Remember, no ONE training program is better than all the rest. And what may work now, may not work later and vice versa. I'd suggest doing something different from what you have been doing lately and use a variety of techniques from many of the above coaches.

I did Renegade Training for three months, and I had great progress. But I did overtrain myself, and after taking last week off, I have come back with a new workout and renewed energy levels and motivation. So you have a few options my man!

Go Kelly! I would like to add that overtraining can be caused by a drop in testosterone, which leads to the symptoms you discribed. Eating good, proper rest (and yes naps), as well as a good LH booster like Tribex can boost natural testosterone levels. Cycle the Tribex. After you have been hitting it hard for awhile take the Tribex and it will work like never before. I never use a Tribex (tribulus) supplement until the end of a routine and get great results that way. Use the tribulus once you are about to change routines to give your natural t-levels (LH) a boost. It always works best then, well for me… If I went to far then the rest, and break from the gym is the only answer. Theoridically, you should take a week off every couple months anyhow.
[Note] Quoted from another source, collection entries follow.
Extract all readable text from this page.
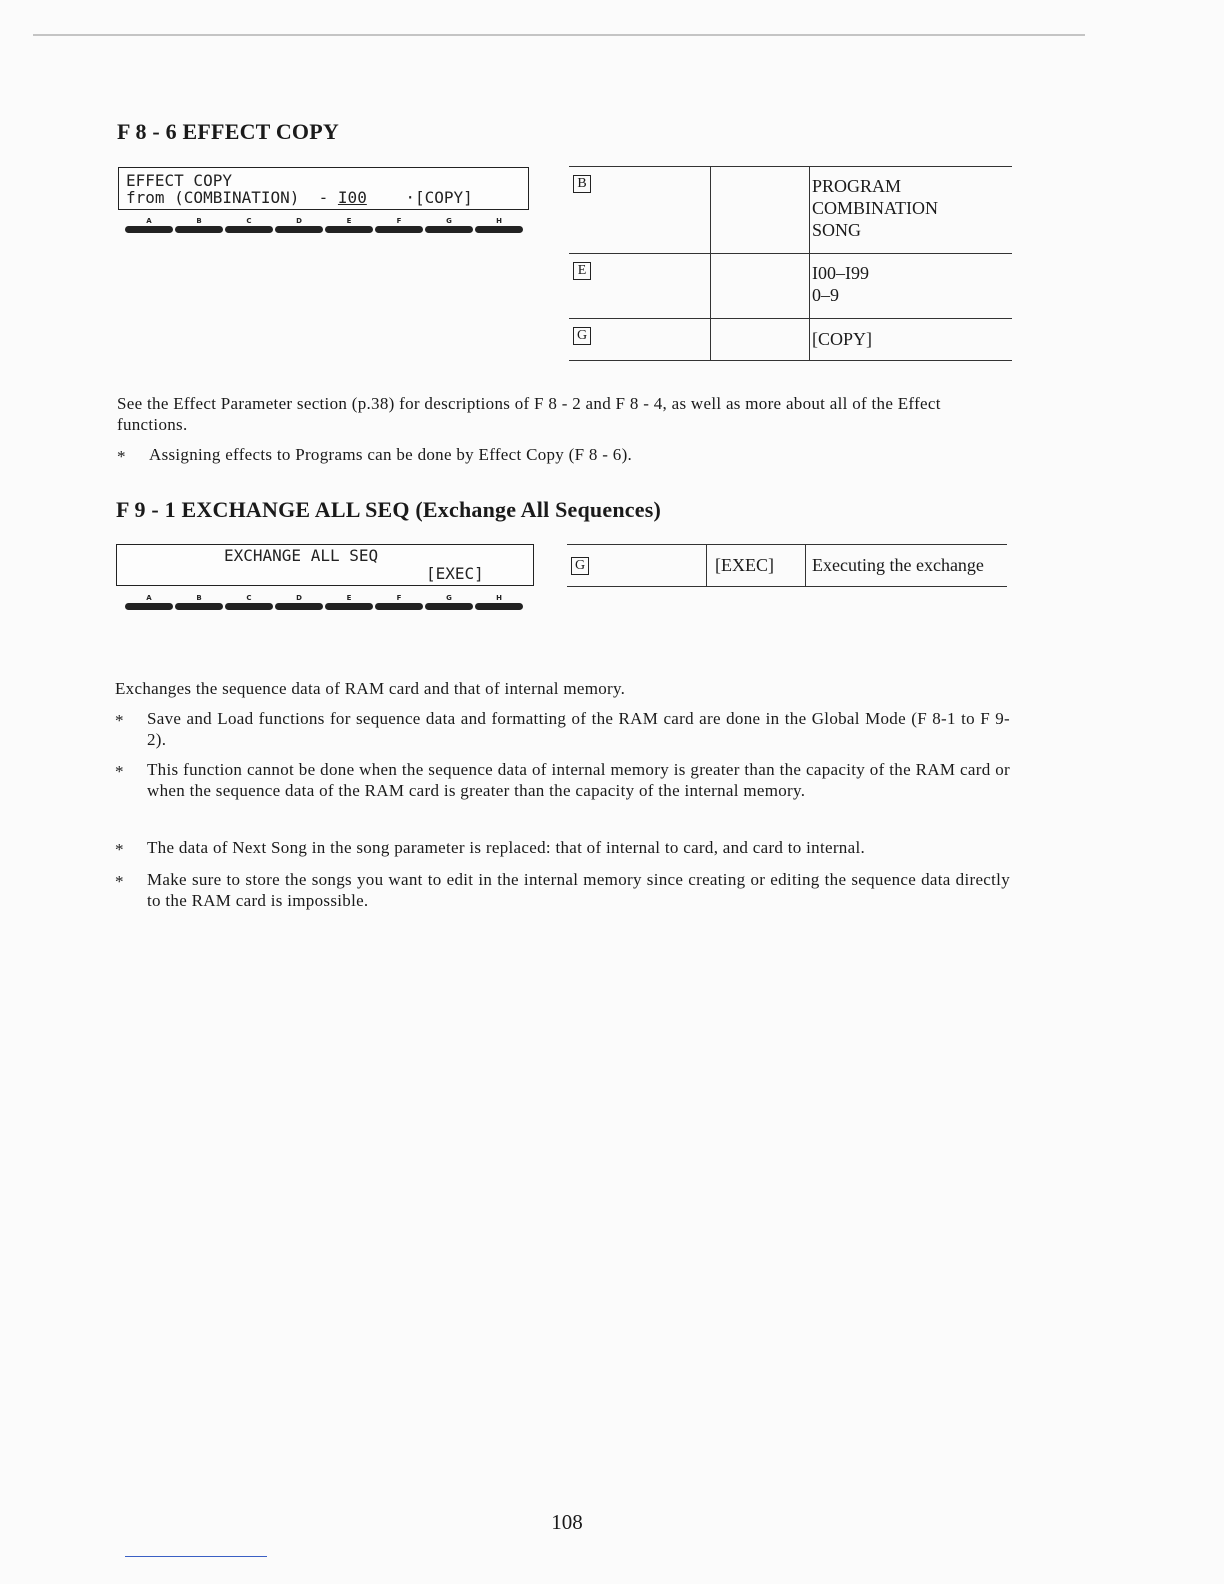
F 8 - 6 EFFECT COPY
EFFECT COPY
from (COMBINATION)  - I00    ·[COPY]
A	B	C	D	E	F	G	H
B		PROGRAM
COMBINATION
SONG

E		I00–I99
0–9

G		[COPY]
See the Effect Parameter section (p.38) for descriptions of F 8 - 2 and F 8 - 4, as well as more about all of the Effect functions.
* Assigning effects to Programs can be done by Effect Copy (F 8 - 6).
F 9 - 1 EXCHANGE ALL SEQ (Exchange All Sequences)
EXCHANGE ALL SEQ
[EXEC]
A	B	C	D	E	F	G	H
G	[EXEC]	Executing the exchange
Exchanges the sequence data of RAM card and that of internal memory.
* Save and Load functions for sequence data and formatting of the RAM card are done in the Global Mode (F 8-1 to F 9-2).
* This function cannot be done when the sequence data of internal memory is greater than the capacity of the RAM card or when the sequence data of the RAM card is greater than the capacity of the internal memory.
* The data of Next Song in the song parameter is replaced: that of internal to card, and card to internal.
* Make sure to store the songs you want to edit in the internal memory since creating or editing the sequence data directly to the RAM card is impossible.
108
Overtraining is chronically performing physical work which has a poor benefit-to-cost ratio.

Overtraining is when you train too much. It is not a dietary problem. If you have a dietary problem, you are (over/under/not-properly) eating. A good litmus test for overtraining is if (everything else staying the same) you cannot progress at all in the gym and you are feeling overwhelmed earlier in your workout.

I’d chime in, add some flavor to the topic and kind of augment what Coach Staley and Colin alluded to. From a Sports Psychologist’s perspective, overtraining is defined as an abnormal extension of the training process, culminating in staleness. Staleness refers to the state in which an individual has difficulty maintaining standard training regimens and can no longer achieve previous performance results. Staleness is characterized by an overall physical and emotional lull and is an early sign of burnout, which is a psychological, emotional and often times physical withdrawal from an activity in response to excessive stress and/or dissatisfaction. As far as symptoms/signs, some characteristic of overtraining include apathy, lethargy, sleep disturbance, weight loss, elevated RHR, muscle pain/soreness, mood changes, elevated resting BP, GI disturbances, slowed recovery and loss of appetite. Obviously, there’s a lot involved and the principle of individual differences takes hold in this realm also, as a program that may cause one athlete to grossly overtrain, may be optimal for another and may be inadequate for yet another.